In line with the Catalan tradition, on this eve of Saint John - la revetlla de Sant Joan - the flame from the Canigó mountain in Northern Catalonia has been brought to the Parliament of Catalonia and Palau de la Generalitat, on its symbolic journey to light midsummer night's bonfires all over the Catalan-speaking lands. This year, however, the flame has arrived in midst of a climate of concern for the threat to the Catalan language that is being experienced in the Valencian Country and the Balearic Islands following the government pacts between the parties of the Spanish right, the PP and Vox, after the municipal and autonomous elections of May 28th.
Given this offensive against the language, the president of the Generalitat of Catalonia, Pere Aragonès, called for a "strengthening of Catalan language and culture" in the face of the offensive of Spanish nationalism and the far right. "The first decisions of the new governments show a clear message of hostility towards the culture and the language we share", he said at the institutional event for Sant Joan, held this Friday at the Palau.

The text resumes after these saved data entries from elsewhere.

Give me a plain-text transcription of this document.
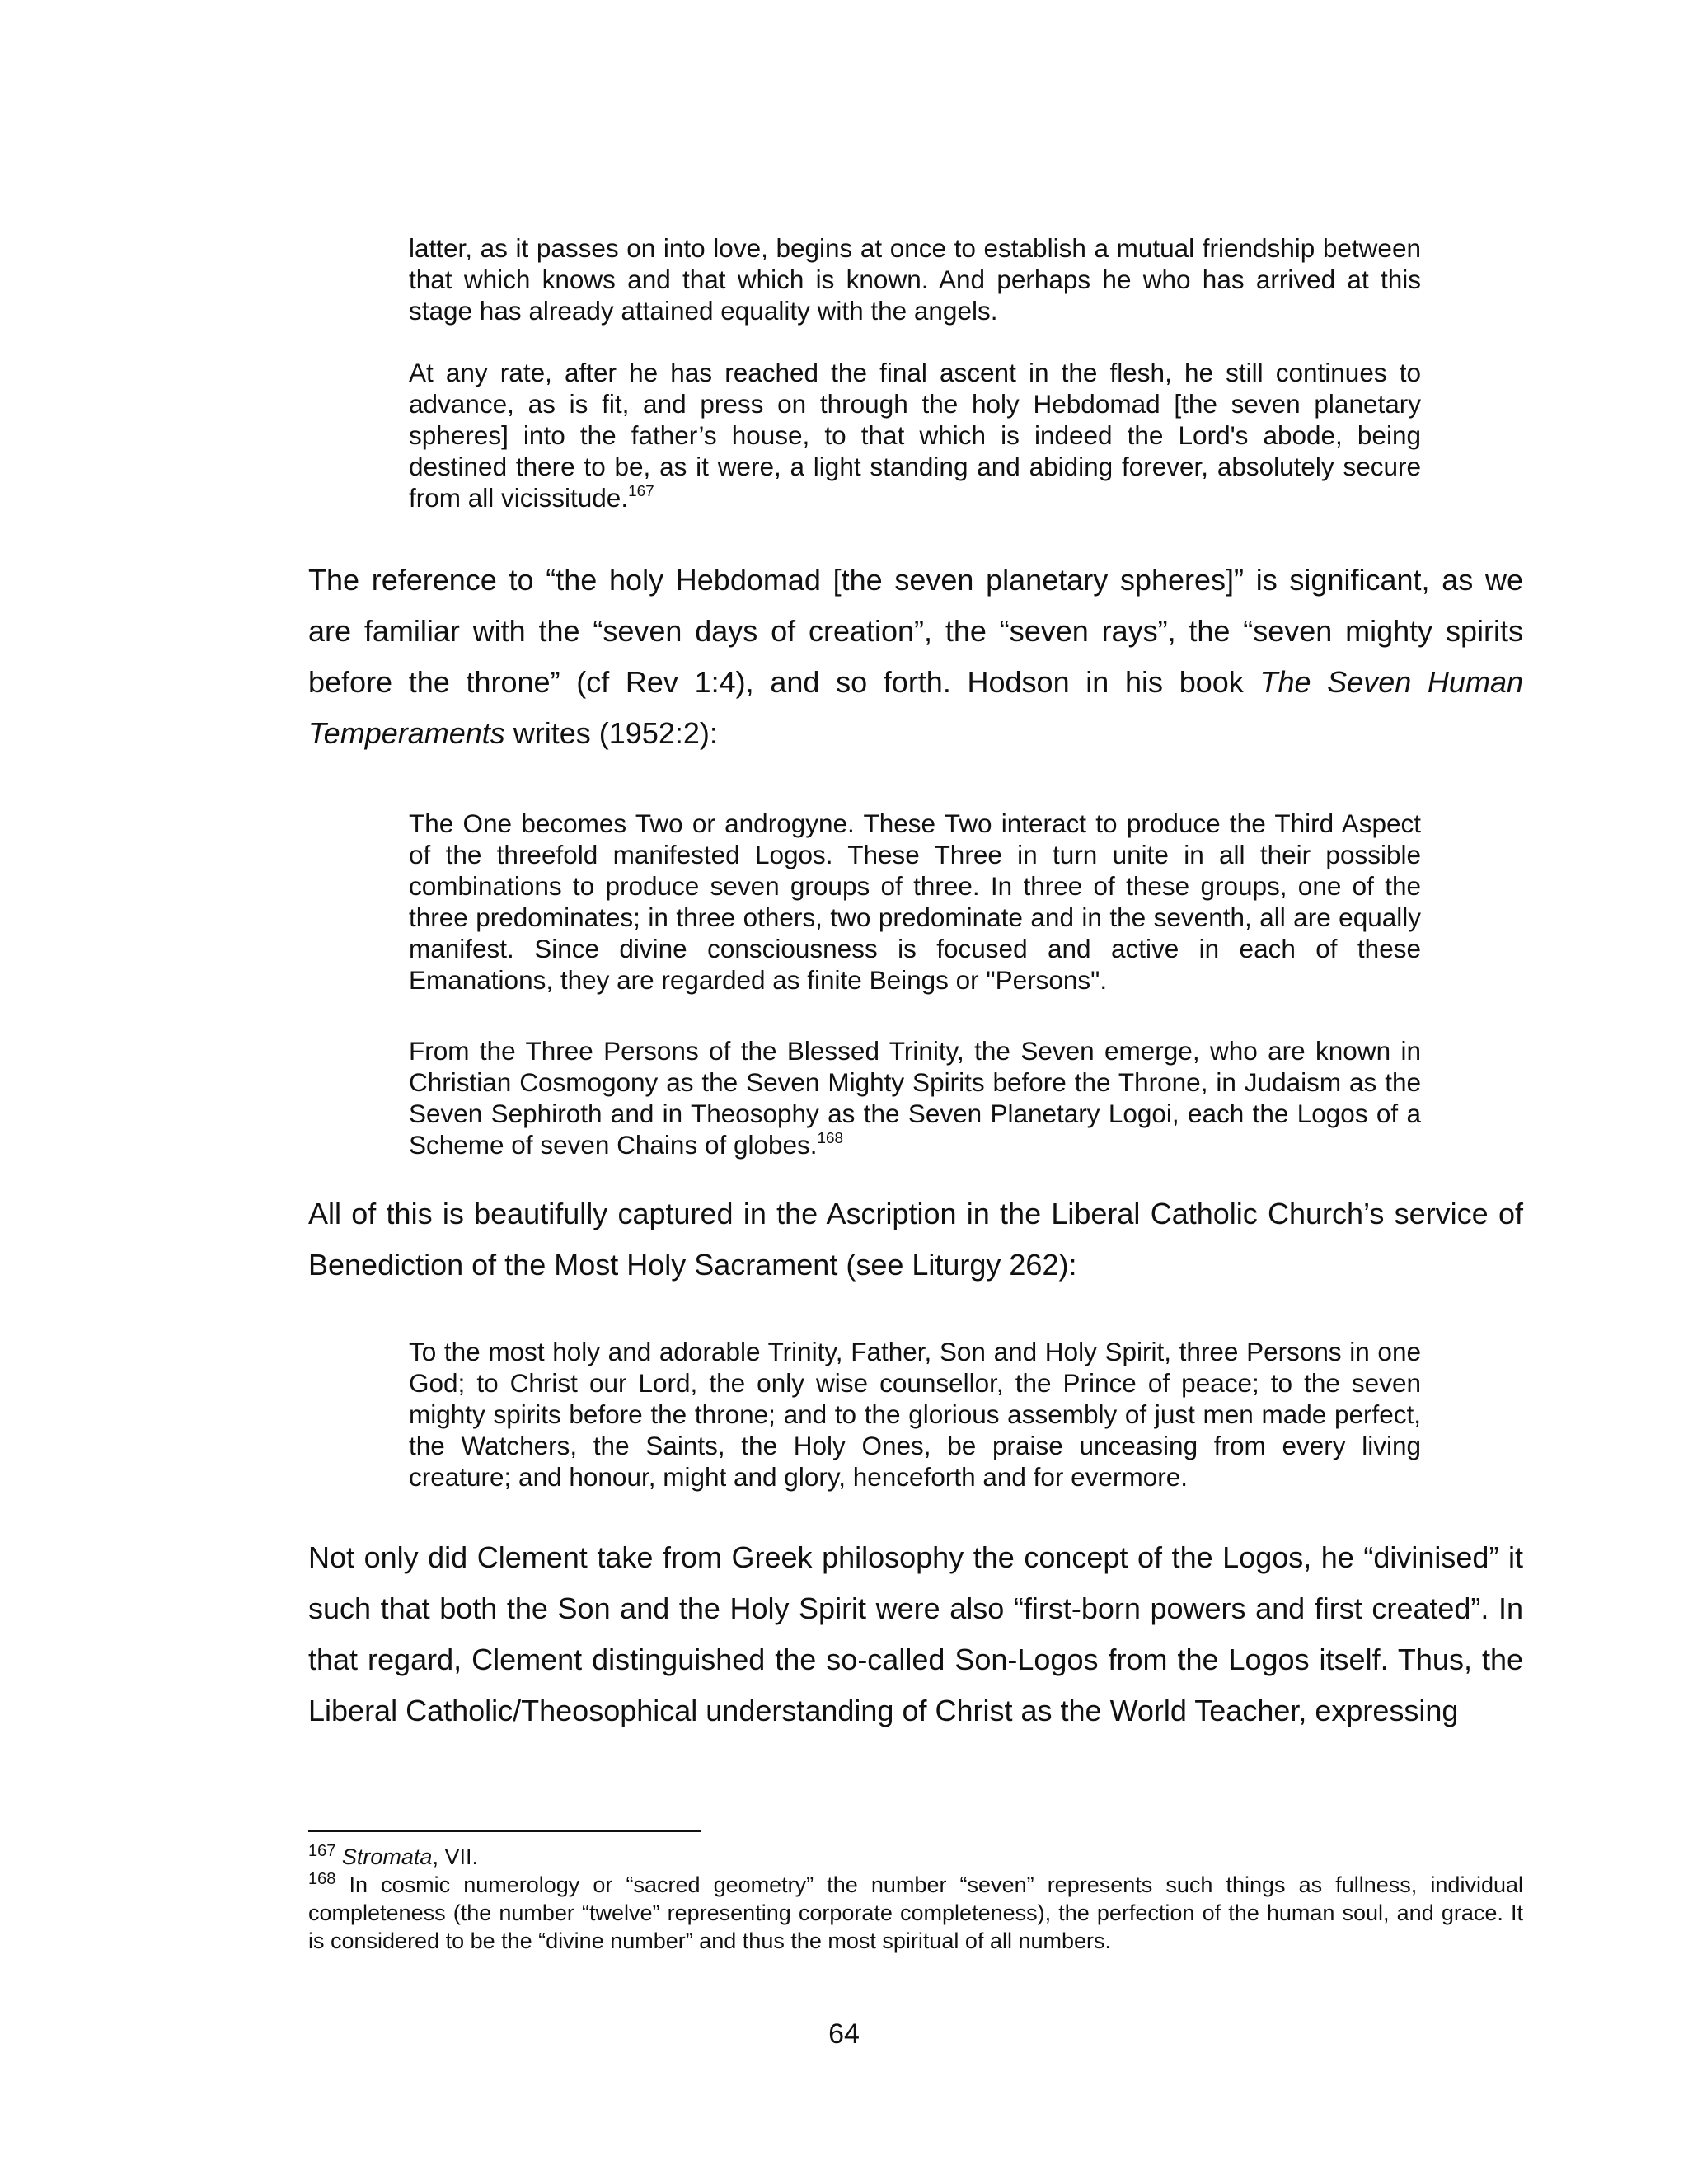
latter, as it passes on into love, begins at once to establish a mutual friendship between that which knows and that which is known. And perhaps he who has arrived at this stage has already attained equality with the angels.

At any rate, after he has reached the final ascent in the flesh, he still continues to advance, as is fit, and press on through the holy Hebdomad [the seven planetary spheres] into the father’s house, to that which is indeed the Lord's abode, being destined there to be, as it were, a light standing and abiding forever, absolutely secure from all vicissitude.$^{167}$

The reference to “the holy Hebdomad [the seven planetary spheres]” is significant, as we are familiar with the “seven days of creation”, the “seven rays”, the “seven mighty spirits before the throne” (cf Rev 1:4), and so forth. Hodson in his book The Seven Human Temperaments writes (1952:2):

The One becomes Two or androgyne. These Two interact to produce the Third Aspect of the threefold manifested Logos. These Three in turn unite in all their possible combinations to produce seven groups of three. In three of these groups, one of the three predominates; in three others, two predominate and in the seventh, all are equally manifest. Since divine consciousness is focused and active in each of these Emanations, they are regarded as finite Beings or "Persons".

From the Three Persons of the Blessed Trinity, the Seven emerge, who are known in Christian Cosmogony as the Seven Mighty Spirits before the Throne, in Judaism as the Seven Sephiroth and in Theosophy as the Seven Planetary Logoi, each the Logos of a Scheme of seven Chains of globes.$^{168}$

All of this is beautifully captured in the Ascription in the Liberal Catholic Church’s service of Benediction of the Most Holy Sacrament (see Liturgy 262):

To the most holy and adorable Trinity, Father, Son and Holy Spirit, three Persons in one God; to Christ our Lord, the only wise counsellor, the Prince of peace; to the seven mighty spirits before the throne; and to the glorious assembly of just men made perfect, the Watchers, the Saints, the Holy Ones, be praise unceasing from every living creature; and honour, might and glory, henceforth and for evermore.

Not only did Clement take from Greek philosophy the concept of the Logos, he “divinised” it such that both the Son and the Holy Spirit were also “first-born powers and first created”. In that regard, Clement distinguished the so-called Son-Logos from the Logos itself. Thus, the Liberal Catholic/Theosophical understanding of Christ as the World Teacher, expressing

$^{167}$ Stromata, VII.

$^{168}$ In cosmic numerology or “sacred geometry” the number “seven” represents such things as fullness, individual completeness (the number “twelve” representing corporate completeness), the perfection of the human soul, and grace. It is considered to be the “divine number” and thus the most spiritual of all numbers.

64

Aragonès asserted the language as "an asset that we love and want to share" and denounced the "reinforced offensive" against the Catalan education system and the social use of the language.
In turn, the speaker of the Catalan Parliament, Anna Erra, also spoke of the threat to the Catalan language throughout the Catalan-speaking lands, and for this reason she extended her hand to the people of those lands - the Valencian Country, the Balearic Islands and Northern Catalonia - to "safeguard linguistic rights". This was Erra's first institutional act as speaker of Parliament. "You will have us by our side", she assured.
Erra also demanded the "end of judicialization" and the "return of the Catalan exiles". And she reclaimed the Parliament of Catalonia as the "seat of our people's sovereignty" and the Canigó flame as "a symbol of the perpetuity of our country", especially the language. "This fire represents the language we share, which has been suppressed and repressed throughout our history, and which continues to be threatened today," she said.
The ritual of the Flama de Canigó began in 1955, when the Northern Catalan man Francesc Pujades, inspired by the famous 19th century poem ‘Canigó’ by Jacint Verdaguer, had the idea of distributing the flame from fires on the symbolic mountain, throughout the Catalan countries. It was a tradition that grew in the final decade of the Franco dictatorship, in a spirit of the country’s cultural resilience.
Speaking this Friday, the Catalan minister of culture, Natàlia Garriga, also remarked that the Sant Joan celebration is a demonstration of a Catalan cultural community that is "active, alive and with a great deal of future". Garriga also highlighted "the great pleasure" of hearing the multiple voices and accents of the territory. "Culture doesn't happen alone, we do it together, and it's us in every song we dance to and in the artists we applaud," she said.
Additionally, the president of Òmnium Cultural, Xavier Antich, and the exiled MP and former culture minister, Lluís Puig, took part in the institutional event, reading the message of the 2023 Flame in a video recorded from exile. Antich, like Erra and Aragonès, warned of the "dark times that seem to be coming", with the Spanish and French states "relentlessly attacking the language that brings us together in school and town halls". He concluded with a call to organizations and citizens to mobilize "in every corner of the country" to deal with the threat from the extreme right.